Every season someone goes outside and gets a little cold.
We can make this one of those medical jargon filled reminders or simply get to the crust of the matter.
Sub acute/Mountain/Accidental Hypothermia most often results from decisions that leave a person cold, tired, dehydrated and hungry. It follows a classic downward spiral whereby brain functions slow, judgment fails and behavioral protective instincts fade.
98.6-degrees. All systems are normal. We are mentally sharp, paying attention to the details, monitoring our environment and responding appropriately. We are physically coordinated, feeling strong and capable and making appropriate gear and clothing decisions.
97-degrees. Our brain functions are slowing. The thermoregulatory center of the brain begins to initiate defensive actions. Metabolism increases burning more glucose. Judgment begins to fail, apathy sets in and our focus is on the trail, not the weather and our surroundings. We don’t make the best food and hydration decisions and our mood and reactions change.
96-degrees. Our system is on full alert and the body is doing everything it can to rewarm itself. Shivering begins as a constant, uncontrollable, fine motor tremor. Motor skills decrease and our speech starts to slur. Decision-making and common sense begins to fail. We may not take any behaviorally constructive action.

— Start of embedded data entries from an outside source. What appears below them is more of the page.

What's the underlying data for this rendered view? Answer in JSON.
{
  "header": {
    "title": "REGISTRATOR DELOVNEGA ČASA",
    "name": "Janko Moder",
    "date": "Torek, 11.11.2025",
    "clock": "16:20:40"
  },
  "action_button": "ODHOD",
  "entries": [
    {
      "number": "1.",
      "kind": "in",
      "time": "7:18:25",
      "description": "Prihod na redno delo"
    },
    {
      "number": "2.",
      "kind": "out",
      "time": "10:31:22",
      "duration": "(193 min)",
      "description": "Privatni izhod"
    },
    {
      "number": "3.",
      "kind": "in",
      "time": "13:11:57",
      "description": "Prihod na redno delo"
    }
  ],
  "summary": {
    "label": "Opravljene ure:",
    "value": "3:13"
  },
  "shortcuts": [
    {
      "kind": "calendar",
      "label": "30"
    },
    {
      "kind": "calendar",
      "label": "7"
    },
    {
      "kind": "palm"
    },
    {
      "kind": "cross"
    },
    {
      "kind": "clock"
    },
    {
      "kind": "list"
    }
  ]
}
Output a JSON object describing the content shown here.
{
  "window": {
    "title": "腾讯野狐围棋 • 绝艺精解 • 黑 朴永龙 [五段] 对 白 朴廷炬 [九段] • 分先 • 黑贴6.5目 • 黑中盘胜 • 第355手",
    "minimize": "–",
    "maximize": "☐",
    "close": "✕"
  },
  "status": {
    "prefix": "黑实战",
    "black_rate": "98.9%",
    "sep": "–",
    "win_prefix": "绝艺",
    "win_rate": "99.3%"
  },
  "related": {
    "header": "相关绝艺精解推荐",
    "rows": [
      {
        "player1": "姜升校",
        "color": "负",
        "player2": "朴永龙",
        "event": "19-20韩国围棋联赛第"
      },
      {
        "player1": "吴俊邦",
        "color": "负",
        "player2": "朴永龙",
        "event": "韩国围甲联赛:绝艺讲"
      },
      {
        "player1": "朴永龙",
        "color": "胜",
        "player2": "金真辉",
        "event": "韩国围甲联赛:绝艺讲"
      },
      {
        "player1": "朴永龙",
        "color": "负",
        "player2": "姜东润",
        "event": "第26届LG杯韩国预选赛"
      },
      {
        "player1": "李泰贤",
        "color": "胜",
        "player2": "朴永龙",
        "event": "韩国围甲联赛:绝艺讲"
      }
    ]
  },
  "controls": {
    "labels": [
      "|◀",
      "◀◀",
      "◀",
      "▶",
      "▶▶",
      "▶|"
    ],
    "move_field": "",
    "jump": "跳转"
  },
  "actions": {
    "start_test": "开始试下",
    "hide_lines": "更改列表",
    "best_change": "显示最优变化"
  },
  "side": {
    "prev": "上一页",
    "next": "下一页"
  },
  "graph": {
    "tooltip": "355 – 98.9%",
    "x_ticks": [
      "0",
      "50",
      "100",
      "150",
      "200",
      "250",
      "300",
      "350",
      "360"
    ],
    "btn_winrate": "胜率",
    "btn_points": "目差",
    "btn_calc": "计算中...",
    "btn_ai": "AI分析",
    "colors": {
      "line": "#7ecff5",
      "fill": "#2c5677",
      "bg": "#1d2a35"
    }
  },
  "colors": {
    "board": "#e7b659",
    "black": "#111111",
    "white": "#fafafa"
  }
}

Below 96-degrees. It only gets worse.
PREVENTION OF HYPOTHERMIA
• Know your enemy; be prepared for wet, wind and cold.
• Wear fabrics that stay warm when wet.
• Get dry and stay dry.
• Stay well-hydrated.
• Snack often on quick-burning carbohydrates.
• Carry bivouac gear and know how to use it.
• Be attentive to yourself, your companions and to the environment.
• Turn around before you get into trouble. This determination is a difficult point to determine, but there are almost always early warning signs. Examples include: someone is moving slowly or complaining of being cold and/or tired; weather/route conditions are not what you expected or are changing for the worse; you fall behind your day’s planned schedule; or someone says something like, “I don’t feel good about this.”